Hage – A Lei da Ficha Limpa já é um grande avanço, um enorme avanço, que só saiu porque houve pressão da sociedade sobre o Congresso. Eu espero que haja pressão também para outras leis importantes, como essa que mencionei, que permite punir a empresa corruptora. Eu espero que haja pressão também para que se modifique o financiamento das campanhas políticas e dos partidos políticos, porque enquanto houver financiamento empresarial maciço como há hoje, isso está na raiz de grande parte da corrupção. Eu sou defensor do financiamento público exclusivo, que aí nós vamos reduzir radicalmente a corrupção, que é evidente que quando alguém dá uma bolada de dinheiro muito grande para um candidato vai exigir algo depois. Não é simplesmente por amor ao país. Ninguém é ingênuo para acreditar nisso. Então, financiamento privado-empresarial, concentrado em poucos financiadores, é causa sim de corrupção e tem que mudar. Mas só muda quando a população se mobilizar efetivamente e pressionar o Congresso. Senão, não muda.

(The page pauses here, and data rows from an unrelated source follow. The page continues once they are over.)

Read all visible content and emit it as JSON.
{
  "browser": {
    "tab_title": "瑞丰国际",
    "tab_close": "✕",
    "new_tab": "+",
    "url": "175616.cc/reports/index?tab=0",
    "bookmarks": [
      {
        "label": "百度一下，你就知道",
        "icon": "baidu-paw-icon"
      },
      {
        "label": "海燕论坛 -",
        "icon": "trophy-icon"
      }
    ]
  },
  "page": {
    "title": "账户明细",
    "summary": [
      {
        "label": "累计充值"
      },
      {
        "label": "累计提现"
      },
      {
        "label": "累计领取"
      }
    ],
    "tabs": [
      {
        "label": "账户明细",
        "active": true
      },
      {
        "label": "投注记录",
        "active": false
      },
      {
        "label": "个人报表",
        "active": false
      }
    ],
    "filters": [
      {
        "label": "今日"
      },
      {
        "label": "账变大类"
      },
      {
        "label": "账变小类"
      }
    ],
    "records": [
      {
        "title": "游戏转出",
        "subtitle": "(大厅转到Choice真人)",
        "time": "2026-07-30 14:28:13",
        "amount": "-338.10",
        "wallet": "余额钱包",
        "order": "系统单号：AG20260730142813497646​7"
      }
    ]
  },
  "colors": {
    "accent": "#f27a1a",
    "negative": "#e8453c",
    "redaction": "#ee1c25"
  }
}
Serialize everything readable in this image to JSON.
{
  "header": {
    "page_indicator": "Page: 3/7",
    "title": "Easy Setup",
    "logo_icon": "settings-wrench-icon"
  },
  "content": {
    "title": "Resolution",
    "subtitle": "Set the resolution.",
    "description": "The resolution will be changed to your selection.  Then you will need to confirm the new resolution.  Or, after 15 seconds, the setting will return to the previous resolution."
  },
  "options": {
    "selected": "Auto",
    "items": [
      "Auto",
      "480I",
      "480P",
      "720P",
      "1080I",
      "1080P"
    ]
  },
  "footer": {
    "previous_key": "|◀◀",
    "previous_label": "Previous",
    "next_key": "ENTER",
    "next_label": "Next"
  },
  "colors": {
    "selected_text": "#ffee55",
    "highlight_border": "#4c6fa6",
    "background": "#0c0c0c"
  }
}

Tribuna – O senhor é favorável ou contra a PEC 37?
Hage – Eu sou radicalmente contrário à PEC 37. Eu sou radicalmente contrário a qualquer redução dos poderes do Ministério Público. O MP é um dos principais parceiros nossos para combater a corrupção. É uma das instituições fundamentais para a democracia brasileira, para o funcionamento limpo da administração pública. Qualquer tentativa de inibir, de amedrontar, de amordaçar, de reduzir o espaço de operação dos promotores e dos procuradores da República tem o nosso total repúdio. É claro que a polícia é o principal órgão de investigação policial e vai continuar sendo. A Constituição na forma que está, e eu participei dela, da Constituição de 1988, ela, de forma muito equilibrada, definiu o papel investigativo que é das polícias, mas não impede a participação do Ministério Público. E é esse modelo que tem que ser preservado e mantido. Eu sou totalmente contrário à alteração da forma atual, pela PEC 37.

Tribuna – Falando agora como cidadão baiano, como o senhor vê o momento pelo qual o estado da Bahia passa hoje? Como avalia o governo do estado?
Hage – Eu, como ministro de estado, não posso me manifestar puramente como cidadão baiano. Evidentemente que se eu for dar qualquer opinião elogiosa ao governo do governador Jaques Wagner isso será dito que se trata de um governador do mesmo partido da presidente Dilma Rousseff e que minha opinião é suspeita. Eu, como cidadão, vejo a Bahia muito melhor do que via alguns anos atrás. Mas não vou entrar em detalhes analíticos da administração baiana, nem no estado nem no município.

Tribuna – É possível perceber um outro momento da cidade, da gestão pública?
Hage – Não vou me manifestar sobre a administração municipal ou estadual. Você há de compreender.